Le changement climatique est un défi complexe qui entrecroise des facteurs sociaux et économiques. Alors que nous nous dirigeons vers une économie neutre en carbone, il devient impératif de prendre en compte l'impact distributif des politiques climatiques (autrement dit, son impact sur les individus). Les approches traditionnelles ont souvent alloué les revenus générés par la tarification du carbone à des projets et initiatives liés à la réduction des émissions dans les secteurs économiques (entre autres, industries ou production d’électricité).

Il devient impératif de prendre en compte l'impact distributif des politiques climatiques (autrement dit, sur les individus).

Il s’agit de revenus essentiels au financement de la transition de l'industrie et au développement de nouvelles technologies indispensables à la transition (par exemple, l'hydrogène propre). Pourtant, aujourd'hui, de plus en plus de voix s'élèvent pour alerter sur l’impact croissant de ces mesures sur les populations et prôner une approche plus directe, à savoir la redistribution d'une grande partie des revenus générés par l’ETS européen directement auprès de la population. 
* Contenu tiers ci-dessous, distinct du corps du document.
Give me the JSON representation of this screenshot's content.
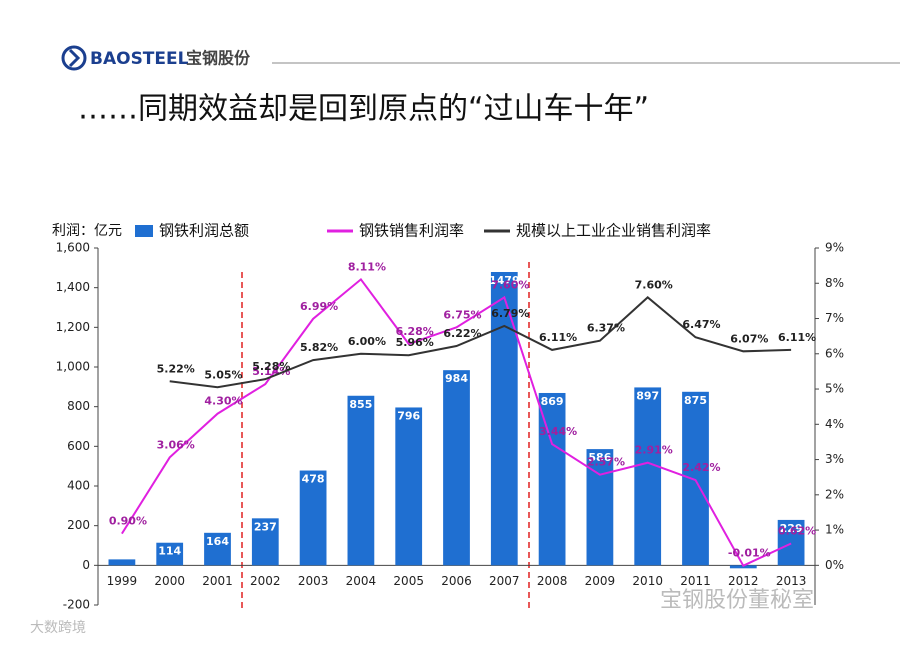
{
  "header": {
    "brand": "BAOSTEEL",
    "brand_cn": "宝钢股份"
  },
  "watermarks": [
    "宝钢股份董秘室",
    "大数跨境"
  ],
  "chart_data": {
    "type": "bar-line",
    "title": "……同期效益却是回到原点的“过山车十年”",
    "y_label": "利润：亿元",
    "categories": [
      "1999",
      "2000",
      "2001",
      "2002",
      "2003",
      "2004",
      "2005",
      "2006",
      "2007",
      "2008",
      "2009",
      "2010",
      "2011",
      "2012",
      "2013"
    ],
    "series": [
      {
        "name": "钢铁利润总额",
        "type": "bar",
        "color": "#1f6fd1",
        "values": [
          30,
          114,
          164,
          237,
          478,
          855,
          796,
          984,
          1479,
          869,
          586,
          897,
          875,
          -15,
          229
        ],
        "value_labels": [
          null,
          "114",
          "164",
          "237",
          "478",
          "855",
          "796",
          "984",
          "1479",
          "869",
          "586",
          "897",
          "875",
          null,
          "229"
        ]
      },
      {
        "name": "钢铁销售利润率",
        "type": "line",
        "axis": "y2",
        "color": "#e020e0",
        "values": [
          0.9,
          3.06,
          4.3,
          5.14,
          6.99,
          8.11,
          6.28,
          6.75,
          7.6,
          3.44,
          2.57,
          2.91,
          2.42,
          -0.01,
          0.62
        ],
        "value_labels": [
          "0.90%",
          "3.06%",
          "4.30%",
          "5.14%",
          "6.99%",
          "8.11%",
          "6.28%",
          "6.75%",
          "7.60%",
          "3.44%",
          "2.57%",
          "2.91%",
          "2.42%",
          "-0.01%",
          "0.62%"
        ]
      },
      {
        "name": "规模以上工业企业销售利润率",
        "type": "line",
        "axis": "y2",
        "color": "#333333",
        "values": [
          null,
          5.22,
          5.05,
          5.28,
          5.82,
          6.0,
          5.96,
          6.22,
          6.79,
          6.11,
          6.37,
          7.6,
          6.47,
          6.07,
          6.11
        ],
        "value_labels": [
          null,
          "5.22%",
          "5.05%",
          "5.28%",
          "5.82%",
          "6.00%",
          "5.96%",
          "6.22%",
          "6.79%",
          "6.11%",
          "6.37%",
          "7.60%",
          "6.47%",
          "6.07%",
          "6.11%"
        ]
      }
    ],
    "ylim": [
      -200,
      1600
    ],
    "yticks": [
      {
        "value": -200,
        "label": "-200"
      },
      0,
      200,
      400,
      600,
      800,
      {
        "value": 1000,
        "label": "1,000"
      },
      {
        "value": 1200,
        "label": "1,200"
      },
      {
        "value": 1400,
        "label": "1,400"
      },
      {
        "value": 1600,
        "label": "1,600"
      }
    ],
    "y2lim": [
      -1.125,
      9
    ],
    "y2ticks": [
      {
        "value": 0,
        "label": "0%"
      },
      {
        "value": 1,
        "label": "1%"
      },
      {
        "value": 2,
        "label": "2%"
      },
      {
        "value": 3,
        "label": "3%"
      },
      {
        "value": 4,
        "label": "4%"
      },
      {
        "value": 5,
        "label": "5%"
      },
      {
        "value": 6,
        "label": "6%"
      },
      {
        "value": 7,
        "label": "7%"
      },
      {
        "value": 8,
        "label": "8%"
      },
      {
        "value": 9,
        "label": "9%"
      }
    ]
  }
}
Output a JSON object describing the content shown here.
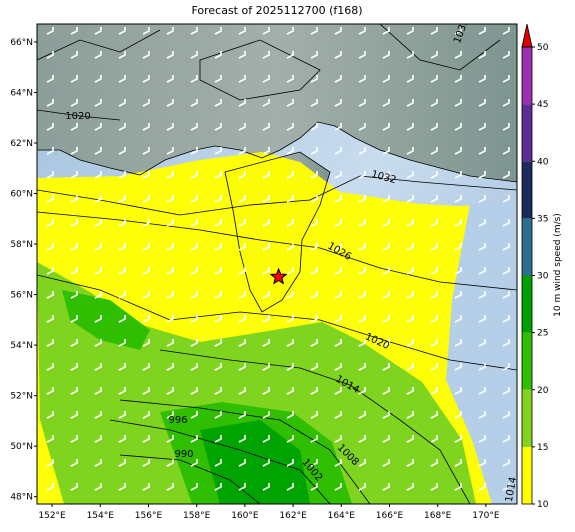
{
  "title": "Forecast of 2025112700 (f168)",
  "map": {
    "xlim": [
      151.375,
      171.29
    ],
    "ylim": [
      47.71,
      66.71
    ],
    "xticks": [
      {
        "value": 152,
        "label": "152°E"
      },
      {
        "value": 154,
        "label": "154°E"
      },
      {
        "value": 156,
        "label": "156°E"
      },
      {
        "value": 158,
        "label": "158°E"
      },
      {
        "value": 160,
        "label": "160°E"
      },
      {
        "value": 162,
        "label": "162°E"
      },
      {
        "value": 164,
        "label": "164°E"
      },
      {
        "value": 166,
        "label": "166°E"
      },
      {
        "value": 168,
        "label": "168°E"
      },
      {
        "value": 170,
        "label": "170°E"
      }
    ],
    "yticks": [
      {
        "value": 48,
        "label": "48°N"
      },
      {
        "value": 50,
        "label": "50°N"
      },
      {
        "value": 52,
        "label": "52°N"
      },
      {
        "value": 54,
        "label": "54°N"
      },
      {
        "value": 56,
        "label": "56°N"
      },
      {
        "value": 58,
        "label": "58°N"
      },
      {
        "value": 60,
        "label": "60°N"
      },
      {
        "value": 62,
        "label": "62°N"
      },
      {
        "value": 64,
        "label": "64°N"
      },
      {
        "value": 66,
        "label": "66°N"
      }
    ],
    "grid": true,
    "marker": {
      "lon": 161.4,
      "lat": 56.7,
      "color": "#ff0000"
    },
    "contour_labels": [
      1020,
      1032,
      1026,
      1020,
      1014,
      1008,
      1002,
      996,
      990,
      1032,
      1014
    ]
  },
  "colorbar": {
    "label": "10 m wind speed (m/s)",
    "lim": [
      10,
      50
    ],
    "ticks": [
      10,
      15,
      20,
      25,
      30,
      35,
      40,
      45,
      50
    ],
    "colors": [
      "#ffff00",
      "#84d41f",
      "#2fbf00",
      "#00a000",
      "#2c6e90",
      "#1c2b5c",
      "#5e2a96",
      "#9a31b3"
    ],
    "extend_color": "#e00000"
  }
}
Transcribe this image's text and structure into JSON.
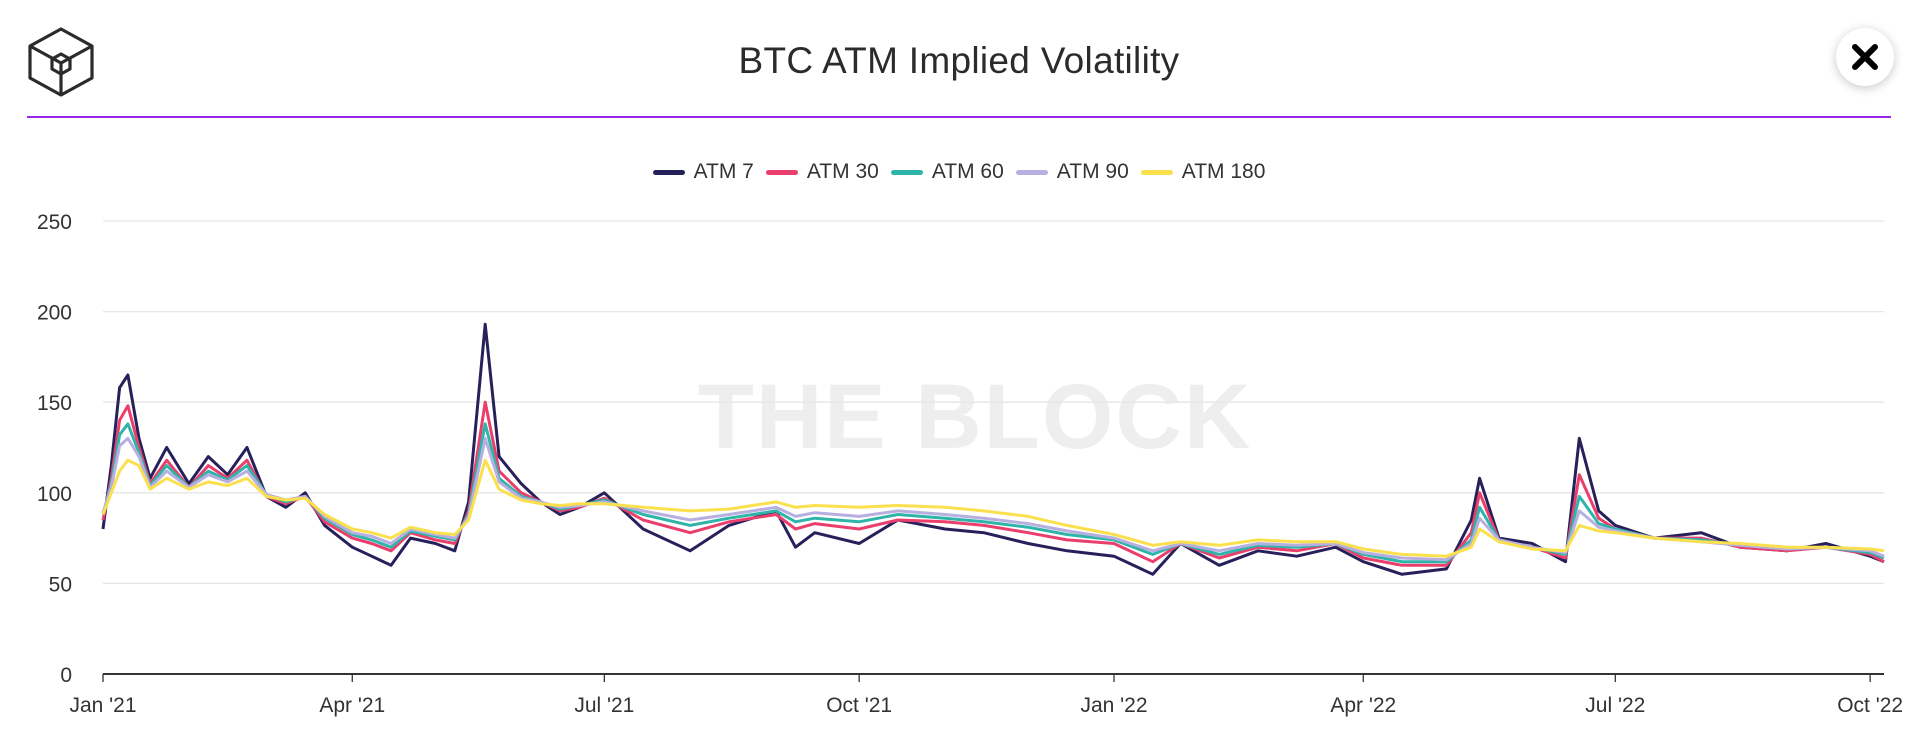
{
  "header": {
    "title": "BTC ATM Implied Volatility",
    "close_icon": "close-icon",
    "logo_icon": "cube-logo-icon",
    "accent": "#9b27e6"
  },
  "watermark": "THE BLOCK",
  "chart_data": {
    "type": "line",
    "title": "BTC ATM Implied Volatility",
    "xlabel": "",
    "ylabel": "",
    "legend_position": "top-center",
    "grid": true,
    "x_range": [
      "2021-01-01",
      "2022-10-06"
    ],
    "ylim": [
      0,
      250
    ],
    "y_ticks": [
      0,
      50,
      100,
      150,
      200,
      250
    ],
    "x_ticks": [
      {
        "date": "2021-01-01",
        "label": "Jan '21"
      },
      {
        "date": "2021-04-01",
        "label": "Apr '21"
      },
      {
        "date": "2021-07-01",
        "label": "Jul '21"
      },
      {
        "date": "2021-10-01",
        "label": "Oct '21"
      },
      {
        "date": "2022-01-01",
        "label": "Jan '22"
      },
      {
        "date": "2022-04-01",
        "label": "Apr '22"
      },
      {
        "date": "2022-07-01",
        "label": "Jul '22"
      },
      {
        "date": "2022-10-01",
        "label": "Oct '22"
      }
    ],
    "x": [
      "2021-01-01",
      "2021-01-04",
      "2021-01-07",
      "2021-01-10",
      "2021-01-14",
      "2021-01-18",
      "2021-01-24",
      "2021-02-01",
      "2021-02-08",
      "2021-02-15",
      "2021-02-22",
      "2021-03-01",
      "2021-03-08",
      "2021-03-15",
      "2021-03-22",
      "2021-04-01",
      "2021-04-08",
      "2021-04-15",
      "2021-04-22",
      "2021-05-01",
      "2021-05-08",
      "2021-05-13",
      "2021-05-19",
      "2021-05-24",
      "2021-06-01",
      "2021-06-08",
      "2021-06-15",
      "2021-06-22",
      "2021-07-01",
      "2021-07-15",
      "2021-08-01",
      "2021-08-15",
      "2021-09-01",
      "2021-09-08",
      "2021-09-15",
      "2021-10-01",
      "2021-10-15",
      "2021-11-01",
      "2021-11-15",
      "2021-12-01",
      "2021-12-15",
      "2022-01-01",
      "2022-01-15",
      "2022-01-25",
      "2022-02-08",
      "2022-02-22",
      "2022-03-08",
      "2022-03-22",
      "2022-04-01",
      "2022-04-15",
      "2022-05-01",
      "2022-05-10",
      "2022-05-13",
      "2022-05-20",
      "2022-06-01",
      "2022-06-13",
      "2022-06-18",
      "2022-06-25",
      "2022-07-01",
      "2022-07-15",
      "2022-08-01",
      "2022-08-15",
      "2022-09-01",
      "2022-09-15",
      "2022-10-01",
      "2022-10-06"
    ],
    "series": [
      {
        "name": "ATM 7",
        "color": "#26215a",
        "values": [
          80,
          115,
          158,
          165,
          130,
          108,
          125,
          105,
          120,
          110,
          125,
          98,
          92,
          100,
          82,
          70,
          65,
          60,
          75,
          72,
          68,
          95,
          193,
          120,
          105,
          95,
          88,
          92,
          100,
          80,
          68,
          82,
          90,
          70,
          78,
          72,
          85,
          80,
          78,
          72,
          68,
          65,
          55,
          72,
          60,
          68,
          65,
          70,
          62,
          55,
          58,
          85,
          108,
          75,
          72,
          62,
          130,
          90,
          82,
          75,
          78,
          70,
          68,
          72,
          65,
          62
        ]
      },
      {
        "name": "ATM 30",
        "color": "#ea3f6c",
        "values": [
          85,
          108,
          140,
          148,
          125,
          105,
          118,
          103,
          115,
          108,
          118,
          98,
          94,
          98,
          84,
          75,
          72,
          68,
          78,
          74,
          72,
          90,
          150,
          112,
          100,
          95,
          90,
          92,
          97,
          85,
          78,
          84,
          88,
          80,
          83,
          80,
          85,
          84,
          82,
          78,
          74,
          72,
          62,
          72,
          64,
          70,
          68,
          72,
          64,
          60,
          60,
          78,
          100,
          74,
          70,
          64,
          110,
          86,
          80,
          75,
          75,
          70,
          68,
          70,
          66,
          62
        ]
      },
      {
        "name": "ATM 60",
        "color": "#2fb4aa",
        "values": [
          88,
          105,
          132,
          138,
          122,
          104,
          115,
          103,
          112,
          107,
          115,
          99,
          95,
          98,
          86,
          77,
          74,
          70,
          79,
          76,
          74,
          88,
          138,
          108,
          98,
          95,
          91,
          93,
          96,
          88,
          82,
          86,
          90,
          84,
          86,
          84,
          88,
          86,
          84,
          81,
          77,
          74,
          66,
          72,
          66,
          71,
          70,
          72,
          66,
          62,
          62,
          74,
          92,
          74,
          70,
          66,
          98,
          83,
          80,
          75,
          74,
          71,
          69,
          70,
          67,
          64
        ]
      },
      {
        "name": "ATM 90",
        "color": "#b7afe0",
        "values": [
          89,
          103,
          126,
          130,
          120,
          103,
          112,
          103,
          110,
          106,
          112,
          99,
          96,
          98,
          87,
          78,
          76,
          72,
          80,
          77,
          75,
          87,
          130,
          106,
          97,
          95,
          92,
          93,
          95,
          90,
          85,
          88,
          92,
          87,
          89,
          87,
          90,
          88,
          86,
          83,
          79,
          75,
          68,
          72,
          68,
          72,
          71,
          72,
          67,
          64,
          63,
          72,
          86,
          74,
          70,
          67,
          90,
          81,
          79,
          75,
          73,
          71,
          69,
          70,
          68,
          65
        ]
      },
      {
        "name": "ATM 180",
        "color": "#fbe04d",
        "values": [
          88,
          100,
          112,
          118,
          115,
          102,
          108,
          102,
          106,
          104,
          108,
          98,
          96,
          97,
          88,
          80,
          78,
          75,
          81,
          78,
          77,
          85,
          118,
          102,
          96,
          94,
          93,
          94,
          94,
          92,
          90,
          91,
          95,
          92,
          93,
          92,
          93,
          92,
          90,
          87,
          82,
          77,
          71,
          73,
          71,
          74,
          73,
          73,
          69,
          66,
          65,
          70,
          80,
          73,
          69,
          68,
          82,
          79,
          78,
          75,
          73,
          72,
          70,
          70,
          69,
          68
        ]
      }
    ]
  }
}
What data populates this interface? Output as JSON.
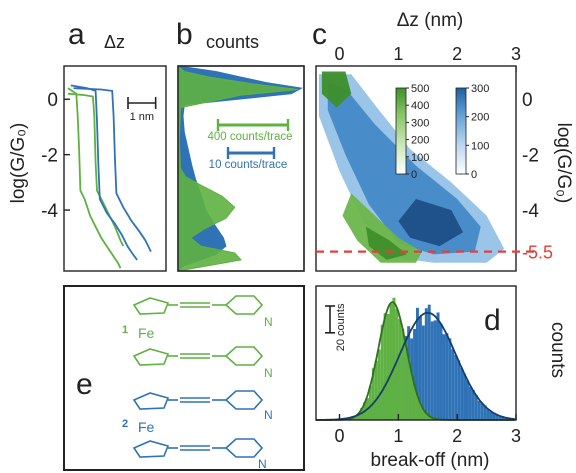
{
  "colors": {
    "green": "#5fb142",
    "blue": "#2f73b6",
    "red": "#e0413a",
    "dark": "#222222"
  },
  "chart_data": [
    {
      "panel": "a",
      "panel_label": "a",
      "type": "line",
      "header": "Δz",
      "ylabel": "log(G/G₀)",
      "yticks": [
        0,
        -2,
        -4
      ],
      "ylim": [
        -6.2,
        1.2
      ],
      "scalebar_label": "1 nm",
      "scalebar_nm": 1,
      "series": [
        {
          "color": "green",
          "points": [
            [
              0,
              0.4
            ],
            [
              0.15,
              0.3
            ],
            [
              0.3,
              0.2
            ],
            [
              0.35,
              -0.6
            ],
            [
              0.4,
              -1.8
            ],
            [
              0.45,
              -3.3
            ],
            [
              0.6,
              -3.6
            ],
            [
              0.8,
              -4.2
            ],
            [
              1.0,
              -4.6
            ],
            [
              1.2,
              -5.0
            ],
            [
              1.4,
              -5.3
            ],
            [
              1.6,
              -5.6
            ],
            [
              1.8,
              -5.9
            ],
            [
              1.9,
              -6.1
            ]
          ]
        },
        {
          "color": "green",
          "points": [
            [
              0,
              0.2
            ],
            [
              0.6,
              0.15
            ],
            [
              0.9,
              0.1
            ],
            [
              0.95,
              -0.6
            ],
            [
              1.0,
              -2.3
            ],
            [
              1.05,
              -3.3
            ],
            [
              1.25,
              -3.7
            ],
            [
              1.5,
              -4.2
            ],
            [
              1.7,
              -4.6
            ],
            [
              1.9,
              -5.1
            ],
            [
              2.0,
              -5.3
            ]
          ]
        },
        {
          "color": "blue",
          "points": [
            [
              0.1,
              0.5
            ],
            [
              0.7,
              0.4
            ],
            [
              1.0,
              0.3
            ],
            [
              1.05,
              -0.8
            ],
            [
              1.1,
              -2.4
            ],
            [
              1.15,
              -3.6
            ],
            [
              1.4,
              -4.1
            ],
            [
              1.7,
              -4.5
            ],
            [
              1.95,
              -4.9
            ],
            [
              2.15,
              -5.3
            ],
            [
              2.35,
              -5.6
            ],
            [
              2.5,
              -5.8
            ]
          ]
        },
        {
          "color": "blue",
          "points": [
            [
              0.2,
              0.4
            ],
            [
              1.2,
              0.35
            ],
            [
              1.6,
              0.3
            ],
            [
              1.65,
              -0.6
            ],
            [
              1.7,
              -2.2
            ],
            [
              1.75,
              -3.4
            ],
            [
              2.0,
              -3.9
            ],
            [
              2.3,
              -4.4
            ],
            [
              2.6,
              -4.8
            ],
            [
              2.8,
              -5.1
            ],
            [
              3.0,
              -5.5
            ]
          ]
        }
      ]
    },
    {
      "panel": "b",
      "panel_label": "b",
      "type": "area",
      "header": "counts",
      "ylim": [
        -6.2,
        1.2
      ],
      "legend": [
        {
          "label": "400 counts/trace",
          "color": "green"
        },
        {
          "label": "10 counts/trace",
          "color": "blue"
        }
      ],
      "series": [
        {
          "color": "blue",
          "points": [
            [
              -6.2,
              0
            ],
            [
              -6.0,
              0.05
            ],
            [
              -5.8,
              0.18
            ],
            [
              -5.6,
              0.3
            ],
            [
              -5.3,
              0.38
            ],
            [
              -5.0,
              0.36
            ],
            [
              -4.6,
              0.3
            ],
            [
              -4.0,
              0.22
            ],
            [
              -3.4,
              0.18
            ],
            [
              -2.9,
              0.14
            ],
            [
              -2.4,
              0.11
            ],
            [
              -1.8,
              0.08
            ],
            [
              -1.2,
              0.05
            ],
            [
              -0.6,
              0.04
            ],
            [
              -0.2,
              0.05
            ],
            [
              0.2,
              0.9
            ],
            [
              0.4,
              0.98
            ],
            [
              0.6,
              0.7
            ],
            [
              0.8,
              0.5
            ],
            [
              1.0,
              0.3
            ],
            [
              1.2,
              0
            ]
          ]
        },
        {
          "color": "green",
          "points": [
            [
              -6.2,
              0
            ],
            [
              -6.0,
              0.25
            ],
            [
              -5.8,
              0.5
            ],
            [
              -5.55,
              0.45
            ],
            [
              -5.3,
              0.18
            ],
            [
              -5.0,
              0.1
            ],
            [
              -4.7,
              0.2
            ],
            [
              -4.3,
              0.38
            ],
            [
              -3.9,
              0.45
            ],
            [
              -3.5,
              0.35
            ],
            [
              -3.1,
              0.18
            ],
            [
              -2.8,
              0.06
            ],
            [
              -2.5,
              0.02
            ],
            [
              -1.5,
              0.01
            ],
            [
              -0.3,
              0.02
            ],
            [
              0.15,
              0.5
            ],
            [
              0.35,
              0.95
            ],
            [
              0.55,
              0.6
            ],
            [
              0.8,
              0.25
            ],
            [
              1.0,
              0.05
            ],
            [
              1.2,
              0
            ]
          ]
        }
      ]
    },
    {
      "panel": "c",
      "panel_label": "c",
      "type": "heatmap",
      "xlabel": "Δz (nm)",
      "ylabel": "log(G/G₀)",
      "xticks": [
        0,
        1,
        2,
        3
      ],
      "yticks": [
        0,
        -2,
        -4
      ],
      "xlim": [
        -0.4,
        3.0
      ],
      "ylim": [
        -6.2,
        1.2
      ],
      "cutoff_value": -5.5,
      "cutoff_label": "-5.5",
      "colorbars": [
        {
          "color": "green",
          "ticks": [
            "500",
            "400",
            "300",
            "200",
            "100",
            "0"
          ]
        },
        {
          "color": "blue",
          "ticks": [
            "300",
            "200",
            "100",
            "0"
          ]
        }
      ]
    },
    {
      "panel": "d",
      "panel_label": "d",
      "type": "bar",
      "xlabel": "break-off (nm)",
      "ylabel": "counts",
      "xticks": [
        0,
        1,
        2,
        3
      ],
      "xlim": [
        -0.4,
        3.0
      ],
      "scalebar_label": "20 counts",
      "scalebar_counts": 20,
      "series": [
        {
          "color": "green",
          "fit": {
            "mean": 0.9,
            "sigma": 0.24,
            "amplitude": 88
          }
        },
        {
          "color": "blue",
          "fit": {
            "mean": 1.5,
            "sigma": 0.48,
            "amplitude": 80
          }
        }
      ]
    }
  ],
  "panel_e": {
    "panel_label": "e",
    "molecules": [
      {
        "number": "1",
        "atom": "Fe",
        "nitrogen": "N",
        "color": "green"
      },
      {
        "number": "2",
        "atom": "Fe",
        "nitrogen": "N",
        "color": "blue"
      }
    ]
  }
}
Partager à parts égales les recettes de la tarification carbone

Au cœur de cette proposition se trouve le concept d'un dividende climat égal par habitant. Il implique de redistribuer une part importante des recettes tirées de la tarification carbone dans le cadre des ETS 1 et, particulièrement, de l’ETS 2, directement aux particuliers, sur une base égale par habitant. Les coûts associés à la tarification du carbone étant inévitablement répercutés sur les consommateurs, ils peuvent toucher de manière disproportionnée les ménages à faibles revenus. Un dividende direct, distribué de manière égale entre les citoyens, permet d'atténuer l'impact régressif de la tarification carbone, en apportant un soutien financier à ceux qui pourraient avoir à supporter une charge plus lourde dans la transition vers une économie neutre en carbone, tout en soutenant la création des marchés de produits neutres en carbone.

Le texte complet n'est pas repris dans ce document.